Soal Kebijakan Pajak Pulsa hingga Token Listrik, Stafsus Sri Mulyani Beri Penjelasan
Stafsus Menteri Keuangan, Yustinus Prastowo, memberikan penjelasan terkait kebijakan baru penjualan pulsa.
Penulis: Ranum KumalaDewi
Editor: Pravitri Retno W
TRIBUNNEWS.COM - Mulai Senin (1/2/2021) besok, pemerintah memberlakukan kebijakan baru terkait pajak penjualan pulsa, kartu perdana, token listrik, dan voucer.
Peraturan tersebut tertuang dalam Peraturan Menteri Keuangan Nomor 6/PMK.03/2021 tentang Penghitungan dan Pemungutan Pajak Pertambahan Nilai (PPN) serta Pajak Penghasilan (PPh) atas Penyerahan/Penghasilan Sehubungan dengan Penjualan Pulsa, Kartu Perdana, Token, dan Voucer.
Namun kebijakan skema baru pemungutan pajak tersebut menuai kontroversi.
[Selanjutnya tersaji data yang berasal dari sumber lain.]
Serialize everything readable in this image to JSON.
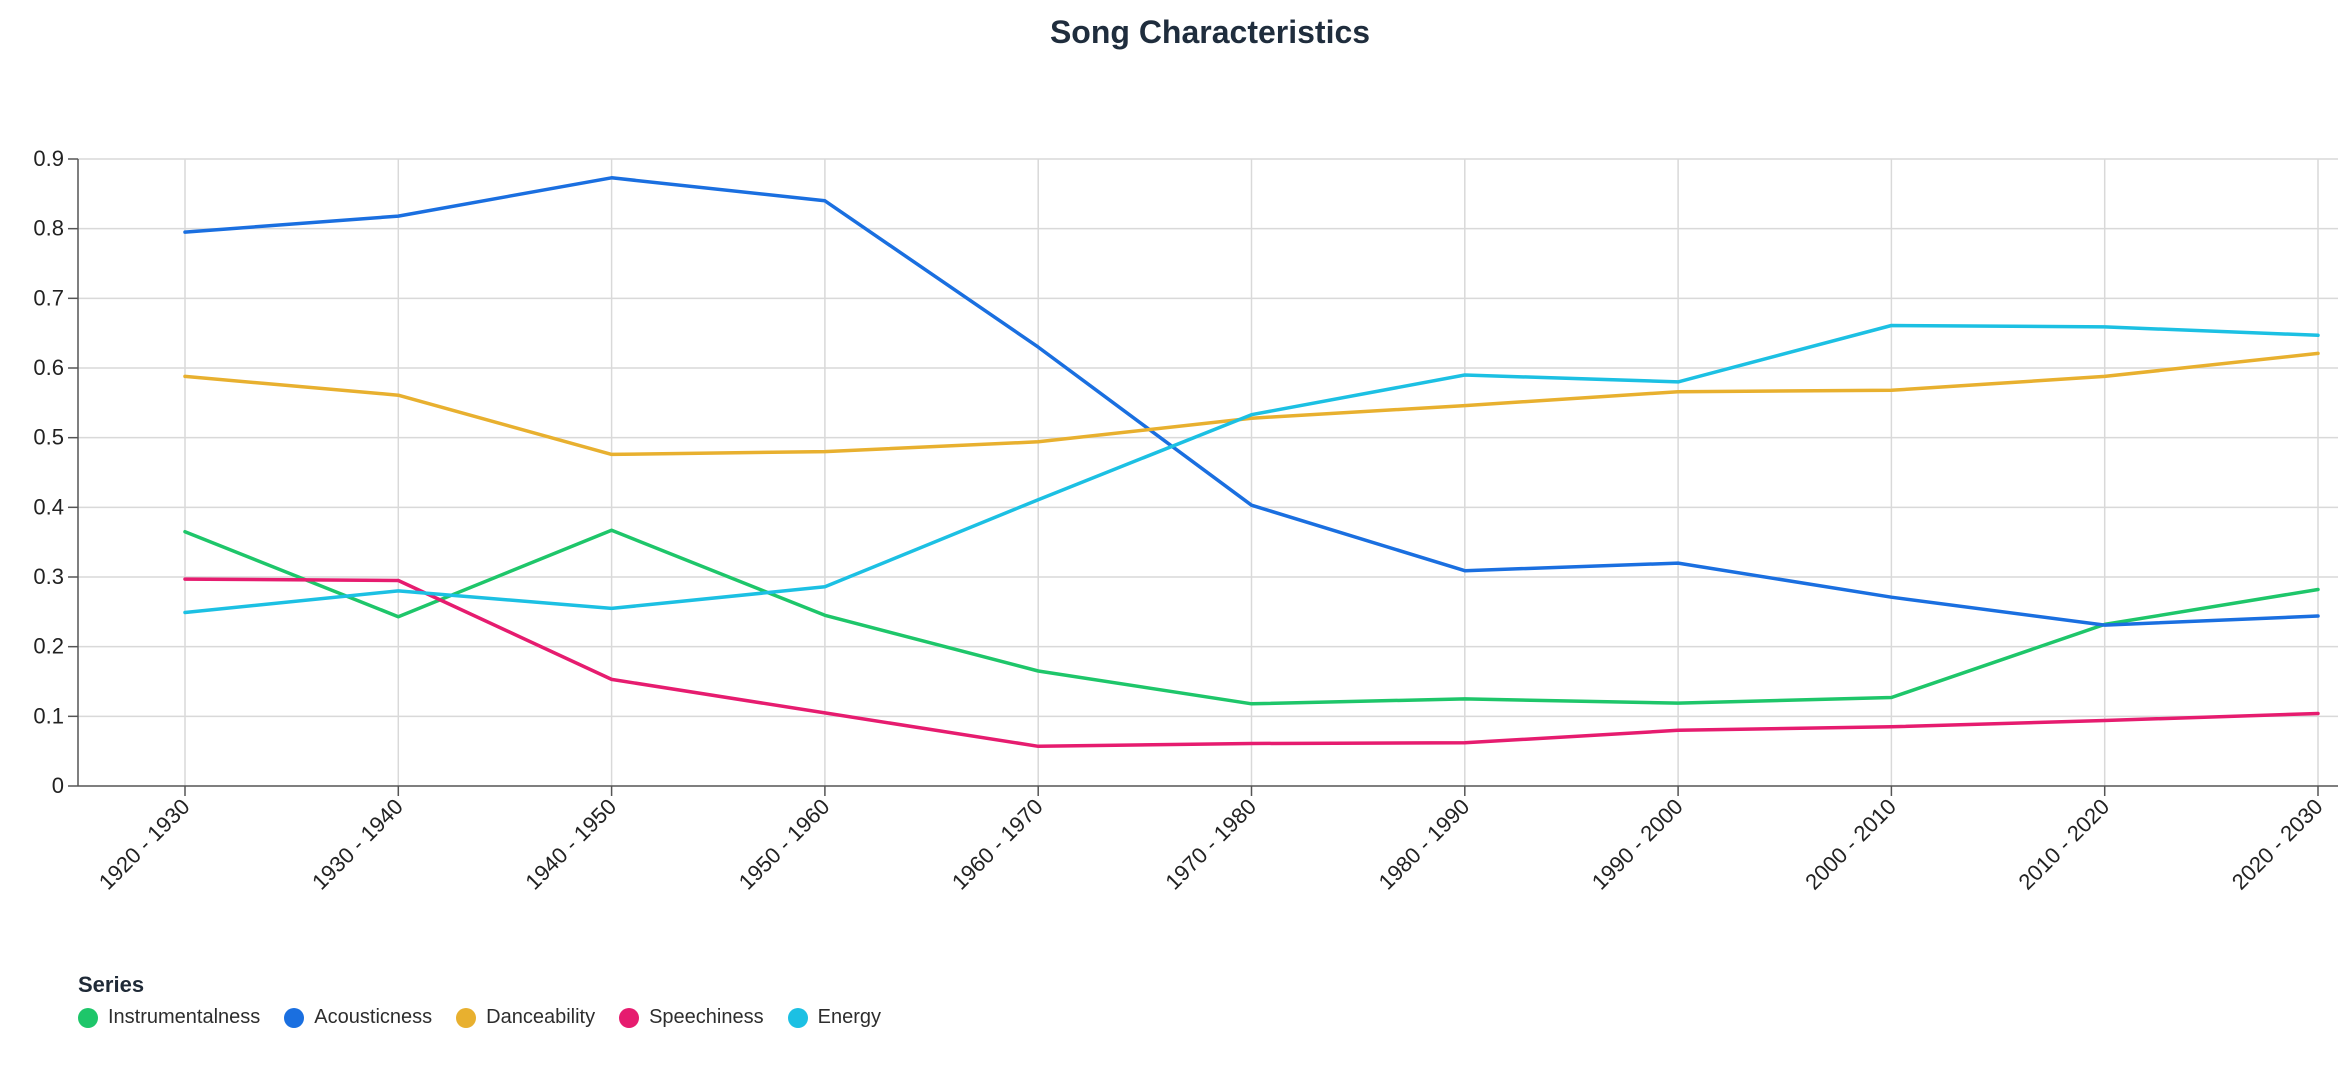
{
  "chart_data": {
    "type": "line",
    "title": "Song Characteristics",
    "xlabel": "",
    "ylabel": "",
    "categories": [
      "1920 - 1930",
      "1930 - 1940",
      "1940 - 1950",
      "1950 - 1960",
      "1960 - 1970",
      "1970 - 1980",
      "1980 - 1990",
      "1990 - 2000",
      "2000 - 2010",
      "2010 - 2020",
      "2020 - 2030"
    ],
    "ylim": [
      0,
      0.9
    ],
    "yticks": [
      "0",
      "0.1",
      "0.2",
      "0.3",
      "0.4",
      "0.5",
      "0.6",
      "0.7",
      "0.8",
      "0.9"
    ],
    "grid": true,
    "legend_position": "bottom-left",
    "legend_title": "Series",
    "series": [
      {
        "name": "Instrumentalness",
        "color": "#1ec66a",
        "values": [
          0.365,
          0.243,
          0.367,
          0.245,
          0.165,
          0.118,
          0.125,
          0.119,
          0.127,
          0.232,
          0.282
        ]
      },
      {
        "name": "Acousticness",
        "color": "#1a6fe0",
        "values": [
          0.795,
          0.818,
          0.873,
          0.84,
          0.63,
          0.403,
          0.309,
          0.32,
          0.271,
          0.231,
          0.244
        ]
      },
      {
        "name": "Danceability",
        "color": "#e8b02f",
        "values": [
          0.588,
          0.561,
          0.476,
          0.48,
          0.494,
          0.528,
          0.546,
          0.566,
          0.568,
          0.588,
          0.621
        ]
      },
      {
        "name": "Speechiness",
        "color": "#e61c6f",
        "values": [
          0.297,
          0.295,
          0.153,
          0.105,
          0.057,
          0.061,
          0.062,
          0.08,
          0.085,
          0.094,
          0.104
        ]
      },
      {
        "name": "Energy",
        "color": "#1cc0e3",
        "values": [
          0.249,
          0.28,
          0.255,
          0.286,
          0.411,
          0.533,
          0.59,
          0.58,
          0.661,
          0.659,
          0.647
        ]
      }
    ]
  }
}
Lewat cuitannya di Twitter, Staf Khusus Menteri Keuangan, Yustinus Prastowo, menjelaskan terkait peraturan baru tersebut.
Ia mengatakan peraturan serupa sebenarnya sudah ada sejak era Presiden Soeharto.
Baca juga: Pajak Penjualan Pulsa, Kartu Perdana, Token, dan Voucer Makin Memberatkan Rakyat di Saat Pandemi
Baca juga: Penjelasan Sri Mulyani Soal Pajak Pulsa dan Token Listrik, Ini Respon Operator Seluler
Mengenai PPn, ujar Prastowo, bukanlah barang baru.
Usia peraturan mengenai PPn sendiri sudah berumur 36 tahun.
Prastowo menjelaskan aturan perpajakan di Indonesia sudah berubah signifikan sejak 1984.
"Kita ngobrol soal PPN (Pajak Pertambahan Nilai) ya bukan PPn (Pajak Penjualan). Ntar nyambung ke #pulsa. Pajak ini sdh ada sejak 31 Desember 1983 dan berlaku 1 Juli 1984, melalui UU No 8 Tahun 1983. Ditandatangani Presiden Soeharto & menandai reformasi pajak di Indonesia. #PPN," cuit Prastowo di akun @prastow, Sabtu (30/1/2021), dikutip Tribunnews.com.
"Lho ternyata #PPN bukan barang baru ya? Jelas bukan. Bahkan usianya sudah 36 tahun dan mengalami berbagai perubahan. Tahun 1983 menandai era baru perpajakan dg berubahnya official assessment ke self assessment (swalapor). Ciri demokratis pajak menguat dan ini sangat penting."
"Paket Reformasi Pajak 1983 melahirkan UU 6 Tahun 1983 (UU KUP), UU 7 Tahun 1983 (UU PPh), UU 8 Tahun 1983 (UU PPN), dan UU 12 Tahun 1985 (UU PBB). Sejak 1984, sistem dan praktik perpajakan Indonesia berubah signifikan. Reformasi melibatkan para ahli dr AS dan Belanda," tutur Prastowo.
Lebih lanjut, Prastowo menerangkan PPN adalah pajak konsumsi barang atau jasa.
Hal ini berarti siapapun yang membeli barang atau jasa yang menurut UU dikenai pajak, maka akan wajib membayar PPN.
Karena itu PPN disebut sebagai Pajak Objektif, karena yang dikenai objeknya yaitu konsumsi.